Under the same reasoning, although a challenge to Turner’s robbery conviction may be timely, the challenge to his sentence for murder is not. His murder conviction and life sentence were unaffected by the 2013 resentencing and thus remained final. Turner’s argument under Jimenez is of no avail, as the Supreme Court explicitly limited its decision in that *299case to situations where state courts grant a defendant the right to file an out-of-time direct appeal, which is not the case for Turner. See Jimenez, 555 U.S. at 121, 129 S.Ct. 681 (“Our decision today is a narrow one. We hold that, where a state court grants a criminal defendant the right to file an out-of-time direct appeal during state collateral review, but before the defendant has first sought federal habeas relief, his judgment is not yet ‘final’ for purposes of § 2244(d)(1)(A).”). Moreover, the petitioner in Jimenez had been convicted and sentenced only for burglary; thus, the out-of-time direct appeal was not limited to a certain count or conviction.
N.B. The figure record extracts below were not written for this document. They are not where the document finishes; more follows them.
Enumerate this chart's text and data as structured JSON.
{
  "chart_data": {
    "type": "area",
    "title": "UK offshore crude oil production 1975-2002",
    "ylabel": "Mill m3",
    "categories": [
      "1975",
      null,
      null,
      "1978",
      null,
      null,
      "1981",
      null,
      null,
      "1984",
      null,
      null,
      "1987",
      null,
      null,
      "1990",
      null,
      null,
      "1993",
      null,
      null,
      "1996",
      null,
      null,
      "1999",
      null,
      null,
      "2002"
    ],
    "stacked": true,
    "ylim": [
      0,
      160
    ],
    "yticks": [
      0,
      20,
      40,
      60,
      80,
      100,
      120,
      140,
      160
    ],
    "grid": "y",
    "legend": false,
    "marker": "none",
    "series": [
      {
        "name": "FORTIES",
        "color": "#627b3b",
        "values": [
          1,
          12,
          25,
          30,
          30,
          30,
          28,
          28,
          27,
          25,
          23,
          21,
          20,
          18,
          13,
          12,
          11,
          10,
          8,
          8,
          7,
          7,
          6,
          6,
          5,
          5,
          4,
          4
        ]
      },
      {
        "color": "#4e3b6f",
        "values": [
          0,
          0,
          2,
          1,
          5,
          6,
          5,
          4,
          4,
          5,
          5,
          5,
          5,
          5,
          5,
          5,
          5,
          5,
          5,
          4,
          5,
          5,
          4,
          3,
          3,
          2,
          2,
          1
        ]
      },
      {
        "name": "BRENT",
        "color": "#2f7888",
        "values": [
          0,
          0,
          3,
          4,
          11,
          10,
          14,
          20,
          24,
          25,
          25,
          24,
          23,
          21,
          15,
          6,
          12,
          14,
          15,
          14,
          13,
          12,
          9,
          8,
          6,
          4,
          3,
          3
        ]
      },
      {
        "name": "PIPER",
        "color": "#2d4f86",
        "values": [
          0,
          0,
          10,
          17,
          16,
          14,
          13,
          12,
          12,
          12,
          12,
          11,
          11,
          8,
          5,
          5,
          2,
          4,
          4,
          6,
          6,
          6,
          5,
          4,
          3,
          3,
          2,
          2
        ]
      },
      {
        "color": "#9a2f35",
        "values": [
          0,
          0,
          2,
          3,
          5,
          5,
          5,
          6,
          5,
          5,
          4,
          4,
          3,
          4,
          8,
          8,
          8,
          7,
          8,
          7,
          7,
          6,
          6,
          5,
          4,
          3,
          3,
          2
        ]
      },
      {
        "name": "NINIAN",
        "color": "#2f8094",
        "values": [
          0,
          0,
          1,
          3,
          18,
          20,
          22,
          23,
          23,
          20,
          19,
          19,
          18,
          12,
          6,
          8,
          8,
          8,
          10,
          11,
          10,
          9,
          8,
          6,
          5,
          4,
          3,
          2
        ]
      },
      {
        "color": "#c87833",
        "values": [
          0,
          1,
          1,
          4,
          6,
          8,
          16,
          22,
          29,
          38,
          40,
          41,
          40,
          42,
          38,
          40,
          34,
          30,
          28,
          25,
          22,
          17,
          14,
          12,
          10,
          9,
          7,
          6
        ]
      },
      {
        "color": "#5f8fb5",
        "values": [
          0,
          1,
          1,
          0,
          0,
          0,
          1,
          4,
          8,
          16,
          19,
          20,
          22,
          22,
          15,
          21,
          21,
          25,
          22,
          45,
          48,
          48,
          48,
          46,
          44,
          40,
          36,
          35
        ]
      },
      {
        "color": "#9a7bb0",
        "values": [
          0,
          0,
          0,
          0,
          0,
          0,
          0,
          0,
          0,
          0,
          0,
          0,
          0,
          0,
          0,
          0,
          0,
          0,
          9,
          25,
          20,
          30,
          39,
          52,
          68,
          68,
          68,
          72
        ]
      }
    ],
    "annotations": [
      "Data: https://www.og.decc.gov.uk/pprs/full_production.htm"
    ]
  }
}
See id. at 115, 129 S.Ct. 681. Turner’s reliance on Ferreira v. Sec’y, Dep’t of Corr., 494 F.3d 1286 (11th Cir. 2007), a pre-Magwood case, and the dissent from our decision to deny rehearing en banc in Griffith v. Rednour, 623 F.3d 1166 (7th Cir. 2010) (Hamilton, J., dissenting), is misplaced for the same reason.

As the petition is time-barred, we need not address the merits of Turner’s ineffective-assistance claims.

III. Conclusion

For the foregoing reasons, we Affirm the district court’s denial of the petition for a writ of habeas corpus.

This concern is especially apt in the case at hand, because Indiana does not set a time limit for filing a petition for post-conviction relief after direct appeal is concluded. See Ind. R. P.C. Rem. § 1(b). Under Turner’s proposed outcome, petitioners in Indiana- — or other states without time limits for post-conviction petitions — could challenge one of their sentences or convictions decades after the fact, and if they obtained any relief or resen-tencing, they would be able to retroactively revive previously time-barred federal habeas claims.